At the annual mandatory shareholders meeting held on March 23, 2021, shareholders approved a US$200 million dividend payment (US$0.571337 per common share). The total amount of this dividend was applied against retained earnings. This dividend was paid on April 29, 2021, and complied with the withholding tax rules (4.1%).

At a Board Meeting held on December 2, 2021, the distribution of a dividend of US $500 million (US$1.428343 per common share) was approved. The total amount of this dividend was applied against retained earnings. This dividend was paid on December 29, 2021, and complied with the withholding tax rules (4.1)% (see Note 9(c)).

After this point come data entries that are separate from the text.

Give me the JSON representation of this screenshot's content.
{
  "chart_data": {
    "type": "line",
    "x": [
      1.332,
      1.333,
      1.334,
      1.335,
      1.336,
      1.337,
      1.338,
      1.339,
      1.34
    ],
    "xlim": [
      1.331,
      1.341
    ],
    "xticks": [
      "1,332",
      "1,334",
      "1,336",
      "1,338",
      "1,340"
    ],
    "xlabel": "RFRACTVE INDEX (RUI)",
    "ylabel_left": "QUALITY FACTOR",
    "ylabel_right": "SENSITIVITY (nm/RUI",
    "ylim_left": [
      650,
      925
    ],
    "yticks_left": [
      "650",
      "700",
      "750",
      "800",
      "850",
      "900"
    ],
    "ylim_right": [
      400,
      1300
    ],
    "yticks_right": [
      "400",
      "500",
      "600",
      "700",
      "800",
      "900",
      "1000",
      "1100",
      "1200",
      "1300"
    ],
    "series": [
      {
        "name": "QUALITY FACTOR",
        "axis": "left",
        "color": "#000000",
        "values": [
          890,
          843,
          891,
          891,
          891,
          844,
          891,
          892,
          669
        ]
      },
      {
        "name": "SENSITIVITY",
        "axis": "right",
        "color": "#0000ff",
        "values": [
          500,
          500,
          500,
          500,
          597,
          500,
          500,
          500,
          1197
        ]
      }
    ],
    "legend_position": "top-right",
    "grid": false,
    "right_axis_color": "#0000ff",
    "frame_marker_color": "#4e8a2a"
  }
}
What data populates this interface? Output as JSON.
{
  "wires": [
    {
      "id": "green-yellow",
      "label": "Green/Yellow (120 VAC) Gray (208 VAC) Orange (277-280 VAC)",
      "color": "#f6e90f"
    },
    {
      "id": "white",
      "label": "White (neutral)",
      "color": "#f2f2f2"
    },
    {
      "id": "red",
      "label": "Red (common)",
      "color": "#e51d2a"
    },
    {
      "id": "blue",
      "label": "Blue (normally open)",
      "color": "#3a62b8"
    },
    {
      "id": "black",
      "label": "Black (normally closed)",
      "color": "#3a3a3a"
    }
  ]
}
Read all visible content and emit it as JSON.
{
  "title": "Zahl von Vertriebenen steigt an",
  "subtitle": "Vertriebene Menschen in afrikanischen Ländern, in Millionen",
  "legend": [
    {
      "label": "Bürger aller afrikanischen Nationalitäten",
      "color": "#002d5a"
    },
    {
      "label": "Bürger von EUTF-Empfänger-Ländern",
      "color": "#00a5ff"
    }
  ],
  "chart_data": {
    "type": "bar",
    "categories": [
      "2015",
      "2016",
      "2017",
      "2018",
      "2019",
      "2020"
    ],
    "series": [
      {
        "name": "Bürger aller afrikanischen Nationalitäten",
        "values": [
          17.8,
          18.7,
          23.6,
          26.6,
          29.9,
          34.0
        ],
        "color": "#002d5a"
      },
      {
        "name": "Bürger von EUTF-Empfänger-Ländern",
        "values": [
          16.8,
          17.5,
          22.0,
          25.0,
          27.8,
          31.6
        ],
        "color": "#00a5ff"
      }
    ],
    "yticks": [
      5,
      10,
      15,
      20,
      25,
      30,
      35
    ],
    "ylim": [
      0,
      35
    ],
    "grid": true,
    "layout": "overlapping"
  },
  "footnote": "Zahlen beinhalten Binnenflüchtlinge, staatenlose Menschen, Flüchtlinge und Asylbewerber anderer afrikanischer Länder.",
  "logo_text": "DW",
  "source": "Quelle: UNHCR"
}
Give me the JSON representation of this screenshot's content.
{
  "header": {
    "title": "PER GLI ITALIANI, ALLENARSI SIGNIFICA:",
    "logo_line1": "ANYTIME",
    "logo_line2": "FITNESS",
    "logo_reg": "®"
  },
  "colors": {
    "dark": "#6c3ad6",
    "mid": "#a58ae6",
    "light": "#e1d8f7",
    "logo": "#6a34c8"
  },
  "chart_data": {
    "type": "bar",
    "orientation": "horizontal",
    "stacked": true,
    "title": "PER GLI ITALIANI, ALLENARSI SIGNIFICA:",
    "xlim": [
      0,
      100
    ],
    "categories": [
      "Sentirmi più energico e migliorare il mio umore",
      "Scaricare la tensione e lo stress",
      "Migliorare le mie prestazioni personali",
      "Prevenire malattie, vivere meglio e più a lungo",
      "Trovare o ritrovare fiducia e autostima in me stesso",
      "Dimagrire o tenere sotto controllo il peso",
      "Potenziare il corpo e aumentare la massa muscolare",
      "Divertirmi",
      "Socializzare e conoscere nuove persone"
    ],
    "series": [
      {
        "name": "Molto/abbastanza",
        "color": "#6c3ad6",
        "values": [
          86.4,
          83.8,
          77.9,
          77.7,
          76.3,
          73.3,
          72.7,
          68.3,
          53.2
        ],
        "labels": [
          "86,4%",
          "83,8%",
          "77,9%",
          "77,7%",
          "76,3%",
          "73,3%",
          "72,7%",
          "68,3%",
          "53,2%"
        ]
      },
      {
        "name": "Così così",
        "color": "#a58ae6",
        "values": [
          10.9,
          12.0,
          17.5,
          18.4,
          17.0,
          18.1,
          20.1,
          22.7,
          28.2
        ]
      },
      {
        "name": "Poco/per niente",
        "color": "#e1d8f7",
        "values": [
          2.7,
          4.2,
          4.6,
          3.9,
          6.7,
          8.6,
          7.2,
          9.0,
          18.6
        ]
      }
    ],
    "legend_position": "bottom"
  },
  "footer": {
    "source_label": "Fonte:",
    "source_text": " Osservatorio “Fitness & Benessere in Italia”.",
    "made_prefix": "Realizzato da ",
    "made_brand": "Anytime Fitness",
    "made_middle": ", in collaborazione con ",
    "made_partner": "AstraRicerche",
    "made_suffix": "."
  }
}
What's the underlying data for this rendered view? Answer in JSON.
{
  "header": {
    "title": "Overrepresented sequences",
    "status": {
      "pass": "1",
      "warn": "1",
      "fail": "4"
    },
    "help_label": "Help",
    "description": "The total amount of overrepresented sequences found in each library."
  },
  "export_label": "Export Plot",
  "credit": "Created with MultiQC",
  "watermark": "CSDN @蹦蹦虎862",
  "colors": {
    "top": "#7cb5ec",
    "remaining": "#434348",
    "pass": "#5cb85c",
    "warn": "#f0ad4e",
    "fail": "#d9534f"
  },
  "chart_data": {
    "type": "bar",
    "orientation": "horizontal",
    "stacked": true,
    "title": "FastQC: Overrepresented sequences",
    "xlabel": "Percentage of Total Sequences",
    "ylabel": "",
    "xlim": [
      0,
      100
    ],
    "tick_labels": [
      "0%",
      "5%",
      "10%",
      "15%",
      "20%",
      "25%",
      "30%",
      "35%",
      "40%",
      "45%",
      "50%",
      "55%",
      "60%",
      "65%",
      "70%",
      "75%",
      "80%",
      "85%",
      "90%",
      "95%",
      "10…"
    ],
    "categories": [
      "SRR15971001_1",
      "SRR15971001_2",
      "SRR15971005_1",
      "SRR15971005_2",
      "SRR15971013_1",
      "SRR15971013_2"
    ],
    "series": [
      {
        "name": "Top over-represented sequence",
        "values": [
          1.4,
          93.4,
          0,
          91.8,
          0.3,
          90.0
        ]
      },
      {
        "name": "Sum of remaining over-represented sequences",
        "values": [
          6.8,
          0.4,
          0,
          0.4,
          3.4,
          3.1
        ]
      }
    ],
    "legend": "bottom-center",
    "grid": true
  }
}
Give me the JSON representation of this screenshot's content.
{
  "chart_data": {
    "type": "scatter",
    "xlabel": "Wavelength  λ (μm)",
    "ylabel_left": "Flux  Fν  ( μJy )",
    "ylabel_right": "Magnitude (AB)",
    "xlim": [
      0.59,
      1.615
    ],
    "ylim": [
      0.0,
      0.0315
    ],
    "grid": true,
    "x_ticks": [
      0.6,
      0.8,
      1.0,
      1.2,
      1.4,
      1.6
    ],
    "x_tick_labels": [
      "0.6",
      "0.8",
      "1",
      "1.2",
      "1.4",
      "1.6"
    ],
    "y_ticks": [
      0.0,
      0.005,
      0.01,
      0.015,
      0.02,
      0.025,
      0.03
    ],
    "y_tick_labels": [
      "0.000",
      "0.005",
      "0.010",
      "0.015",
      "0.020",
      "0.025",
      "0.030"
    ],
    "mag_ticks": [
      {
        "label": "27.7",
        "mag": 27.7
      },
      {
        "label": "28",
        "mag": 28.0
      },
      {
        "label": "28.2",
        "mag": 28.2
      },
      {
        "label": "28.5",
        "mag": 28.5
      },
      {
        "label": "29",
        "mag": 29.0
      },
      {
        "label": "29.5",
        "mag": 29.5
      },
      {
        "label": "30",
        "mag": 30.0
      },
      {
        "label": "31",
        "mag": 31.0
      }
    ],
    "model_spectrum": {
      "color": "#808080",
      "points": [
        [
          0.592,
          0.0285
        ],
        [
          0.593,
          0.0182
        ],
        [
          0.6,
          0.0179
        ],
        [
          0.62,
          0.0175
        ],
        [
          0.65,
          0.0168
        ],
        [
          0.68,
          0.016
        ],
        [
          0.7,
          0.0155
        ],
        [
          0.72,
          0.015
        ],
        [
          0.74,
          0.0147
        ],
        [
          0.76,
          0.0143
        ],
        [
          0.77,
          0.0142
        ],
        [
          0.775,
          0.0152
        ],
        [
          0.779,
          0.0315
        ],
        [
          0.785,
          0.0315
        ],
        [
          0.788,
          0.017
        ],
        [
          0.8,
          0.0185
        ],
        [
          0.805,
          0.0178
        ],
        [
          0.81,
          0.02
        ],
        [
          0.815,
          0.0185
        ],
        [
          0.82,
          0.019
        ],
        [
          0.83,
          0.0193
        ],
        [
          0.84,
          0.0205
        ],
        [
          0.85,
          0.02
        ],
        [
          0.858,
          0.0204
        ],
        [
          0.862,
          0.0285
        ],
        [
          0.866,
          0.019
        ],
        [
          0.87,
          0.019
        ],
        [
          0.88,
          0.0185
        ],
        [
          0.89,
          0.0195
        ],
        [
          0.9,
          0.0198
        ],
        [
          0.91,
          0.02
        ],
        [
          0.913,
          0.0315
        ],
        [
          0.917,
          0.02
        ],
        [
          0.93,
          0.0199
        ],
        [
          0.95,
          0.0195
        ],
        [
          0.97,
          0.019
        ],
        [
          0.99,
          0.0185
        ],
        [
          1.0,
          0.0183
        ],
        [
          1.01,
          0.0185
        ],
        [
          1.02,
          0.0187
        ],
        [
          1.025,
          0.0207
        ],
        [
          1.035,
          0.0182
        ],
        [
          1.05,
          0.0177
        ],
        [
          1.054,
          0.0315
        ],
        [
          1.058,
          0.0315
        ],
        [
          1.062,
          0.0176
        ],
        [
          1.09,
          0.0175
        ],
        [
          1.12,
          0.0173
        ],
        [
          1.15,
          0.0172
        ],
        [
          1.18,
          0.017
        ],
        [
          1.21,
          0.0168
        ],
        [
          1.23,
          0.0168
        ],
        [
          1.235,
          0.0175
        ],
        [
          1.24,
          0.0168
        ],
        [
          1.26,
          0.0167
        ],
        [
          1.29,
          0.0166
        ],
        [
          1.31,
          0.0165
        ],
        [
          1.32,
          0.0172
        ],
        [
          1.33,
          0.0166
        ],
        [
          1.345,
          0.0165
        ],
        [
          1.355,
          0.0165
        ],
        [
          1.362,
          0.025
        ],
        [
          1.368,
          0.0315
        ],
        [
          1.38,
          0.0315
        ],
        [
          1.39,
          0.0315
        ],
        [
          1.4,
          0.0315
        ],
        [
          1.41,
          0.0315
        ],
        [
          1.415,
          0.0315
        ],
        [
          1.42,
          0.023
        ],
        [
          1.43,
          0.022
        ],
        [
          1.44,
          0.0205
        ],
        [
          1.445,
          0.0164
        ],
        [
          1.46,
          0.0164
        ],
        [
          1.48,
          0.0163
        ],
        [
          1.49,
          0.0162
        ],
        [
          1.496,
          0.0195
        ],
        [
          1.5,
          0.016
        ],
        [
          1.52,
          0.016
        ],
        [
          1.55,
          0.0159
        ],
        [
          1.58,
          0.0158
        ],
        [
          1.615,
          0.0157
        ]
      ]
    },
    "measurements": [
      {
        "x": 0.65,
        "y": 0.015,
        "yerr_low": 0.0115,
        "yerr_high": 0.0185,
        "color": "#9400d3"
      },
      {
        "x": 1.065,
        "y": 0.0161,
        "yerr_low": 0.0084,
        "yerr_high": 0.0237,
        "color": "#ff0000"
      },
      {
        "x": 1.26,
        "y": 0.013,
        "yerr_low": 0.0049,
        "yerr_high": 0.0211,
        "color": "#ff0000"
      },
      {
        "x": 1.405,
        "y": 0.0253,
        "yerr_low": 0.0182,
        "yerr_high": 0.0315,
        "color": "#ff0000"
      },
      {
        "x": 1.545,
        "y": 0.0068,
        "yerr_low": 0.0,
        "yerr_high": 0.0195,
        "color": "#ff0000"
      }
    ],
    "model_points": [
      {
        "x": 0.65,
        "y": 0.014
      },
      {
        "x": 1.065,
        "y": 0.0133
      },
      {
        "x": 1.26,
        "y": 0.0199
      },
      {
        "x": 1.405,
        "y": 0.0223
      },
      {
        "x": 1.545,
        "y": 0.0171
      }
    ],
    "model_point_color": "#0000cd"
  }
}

(d)  Stock-based compensation -

In accordance with the Senior Executive Plan (SEP), stock-based compensation in the ultimate parent (Freeport) is granted to the Company’s senior executives. Amounts presented in “Other capital reserves” in the statement of change in equity totaled US$10.8 million as of December 31, 2022, and US$11.7 million as of December 31, 2021. The fair value of stock options is determined using the Black-Scholes-Merton option pricing model. The fair value of restricted share units (RSUs) is based on Freeport’s share price on the grant date. Shares of Freeport’s common stock are issued at the vesting date of RSUs settled in shares. The fair value of performance share units (PSUs) is determined using Freeport’s stock price and a Monte-Carlo simulation model.

Stock options granted under such plans generally expire 10 years after the grant date. Stock options granted prior to 2018 generally vest in 25% annual increments; beginning in 2018, awards granted vest in 33% annual increments beginning one year from the date of grant. Stock option agreements provide that participants will receive the following year’s vesting upon retirement. Therefore, on the grant date, the Company accelerates one year of amortization for retirement-eligible employees.

Stock options provide for accelerated vesting only upon certain qualifying terminations of employment within one year following a change of control.

The Company recognizes the compensation cost in the statement of comprehensive income during the award period according to the fair value of the instruments granted. The cost is recognized as an equity contribution in “Other capital contributions.”